The story is really two narrative threads that are interwoven, sort of. We begin with a very familiar scene, in which Edward Jamison secures a safe deposit box left by his dear old dad. Needless to say, this being Lovecraft country, the box does not contain a stash of Kruger Rands. Instead he finds a journal, and a mysterious amulet. The action then shifts back in time and far away in space, as we find out what happened when Jamison Snr. went to Europa, the icy and probably oceanic moon of Jupiter.

This is where I had a problem. I don't think the earth-based palaver with the Jamison inheritance adds anything to the story. Opening manila envelopes that have been sealed with wax and so forth seems frankly absurd in the context of a futuristic tale. It is mere window dressing of a familiar sort. Without it, admittedly, the story would just be a tale of space explorers encountering monsters. And it is, really. The scenes on Europa in which not one but several expeditions attempt to contact a Huge Thing under the icy surface are well done. But I felt that the mind-blasting horror of it all simply wasn't there.

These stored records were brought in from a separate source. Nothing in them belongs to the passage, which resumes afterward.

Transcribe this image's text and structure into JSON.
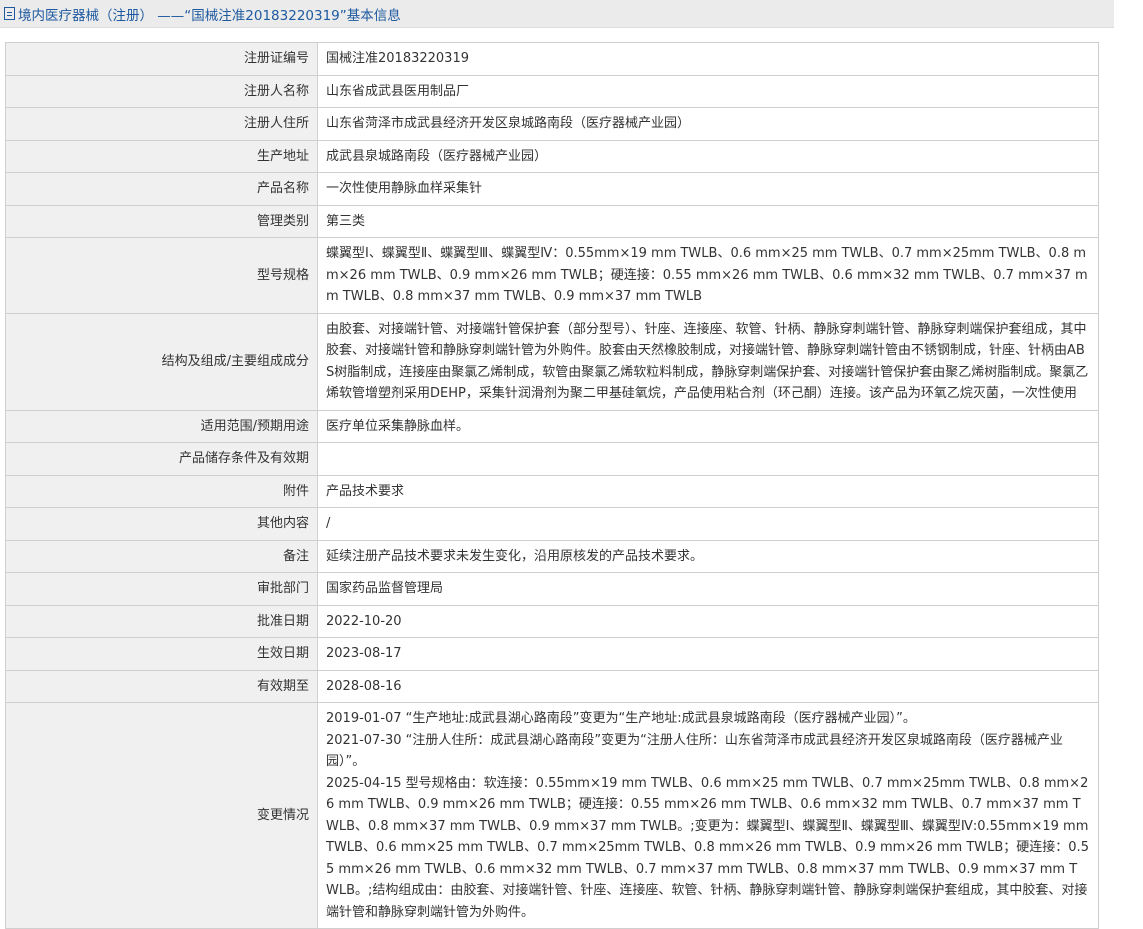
{
  "header": {
    "title": "境内医疗器械（注册） ——“国械注准20183220319”基本信息"
  },
  "fields": [
    {
      "label": "注册证编号",
      "value": "国械注准20183220319"
    },
    {
      "label": "注册人名称",
      "value": "山东省成武县医用制品厂"
    },
    {
      "label": "注册人住所",
      "value": "山东省菏泽市成武县经济开发区泉城路南段（医疗器械产业园）"
    },
    {
      "label": "生产地址",
      "value": "成武县泉城路南段（医疗器械产业园）"
    },
    {
      "label": "产品名称",
      "value": "一次性使用静脉血样采集针"
    },
    {
      "label": "管理类别",
      "value": "第三类"
    },
    {
      "label": "型号规格",
      "value": "蝶翼型Ⅰ、蝶翼型Ⅱ、蝶翼型Ⅲ、蝶翼型Ⅳ：0.55mm×19 mm TWLB、0.6 mm×25 mm TWLB、0.7 mm×25mm TWLB、0.8 mm×26 mm TWLB、0.9 mm×26 mm TWLB；硬连接：0.55 mm×26 mm TWLB、0.6 mm×32 mm TWLB、0.7 mm×37 mm TWLB、0.8 mm×37 mm TWLB、0.9 mm×37 mm TWLB"
    },
    {
      "label": "结构及组成/主要组成成分",
      "value": "由胶套、对接端针管、对接端针管保护套（部分型号）、针座、连接座、软管、针柄、静脉穿刺端针管、静脉穿刺端保护套组成，其中胶套、对接端针管和静脉穿刺端针管为外购件。胶套由天然橡胶制成，对接端针管、静脉穿刺端针管由不锈钢制成，针座、针柄由ABS树脂制成，连接座由聚氯乙烯制成，软管由聚氯乙烯软粒料制成，静脉穿刺端保护套、对接端针管保护套由聚乙烯树脂制成。聚氯乙烯软管增塑剂采用DEHP，采集针润滑剂为聚二甲基硅氧烷，产品使用粘合剂（环己酮）连接。该产品为环氧乙烷灭菌，一次性使用"
    },
    {
      "label": "适用范围/预期用途",
      "value": "医疗单位采集静脉血样。"
    },
    {
      "label": "产品储存条件及有效期",
      "value": ""
    },
    {
      "label": "附件",
      "value": "产品技术要求"
    },
    {
      "label": "其他内容",
      "value": "/"
    },
    {
      "label": "备注",
      "value": "延续注册产品技术要求未发生变化，沿用原核发的产品技术要求。"
    },
    {
      "label": "审批部门",
      "value": "国家药品监督管理局"
    },
    {
      "label": "批准日期",
      "value": "2022-10-20"
    },
    {
      "label": "生效日期",
      "value": "2023-08-17"
    },
    {
      "label": "有效期至",
      "value": "2028-08-16"
    }
  ],
  "changes": {
    "label": "变更情况",
    "entries": [
      "2019-01-07 “生产地址:成武县湖心路南段”变更为“生产地址:成武县泉城路南段（医疗器械产业园）”。",
      "2021-07-30 “注册人住所：成武县湖心路南段”变更为“注册人住所：山东省菏泽市成武县经济开发区泉城路南段（医疗器械产业园）”。",
      "2025-04-15 型号规格由：软连接：0.55mm×19 mm TWLB、0.6 mm×25 mm TWLB、0.7 mm×25mm TWLB、0.8 mm×26 mm TWLB、0.9 mm×26 mm TWLB；硬连接：0.55 mm×26 mm TWLB、0.6 mm×32 mm TWLB、0.7 mm×37 mm TWLB、0.8 mm×37 mm TWLB、0.9 mm×37 mm TWLB。;变更为：蝶翼型Ⅰ、蝶翼型Ⅱ、蝶翼型Ⅲ、蝶翼型Ⅳ:0.55mm×19 mm TWLB、0.6 mm×25 mm TWLB、0.7 mm×25mm TWLB、0.8 mm×26 mm TWLB、0.9 mm×26 mm TWLB；硬连接：0.55 mm×26 mm TWLB、0.6 mm×32 mm TWLB、0.7 mm×37 mm TWLB、0.8 mm×37 mm TWLB、0.9 mm×37 mm TWLB。;结构组成由：由胶套、对接端针管、针座、连接座、软管、针柄、静脉穿刺端针管、静脉穿刺端保护套组成，其中胶套、对接端针管和静脉穿刺端针管为外购件。"
    ]
  }
}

We have seen this too often to justify overblown prose.

'I seek that which man has been evolutionarily bred to fear, the darkness of alien oceans and the black behind the veils of reality'.

There's far too much of this and it doesn't really work for me.

The same can be said for the backstories of various characters. They are just not that interesting. It's as if Lovecraft spent the first quarter of At the Mountains of Madness giving biographies of the captains and first officers of his explorers' ships. He did not do this because it would have added nothing to the story bar padding. I think the tendency of Hollywood to bore us with the bios of cardboard cut-out characters has spread too far into written horror, to be honest.

That said, 'The Further We Soar Into Madness' is entertaining in spurts. It's solidly constructed, just badly cluttered and over-long.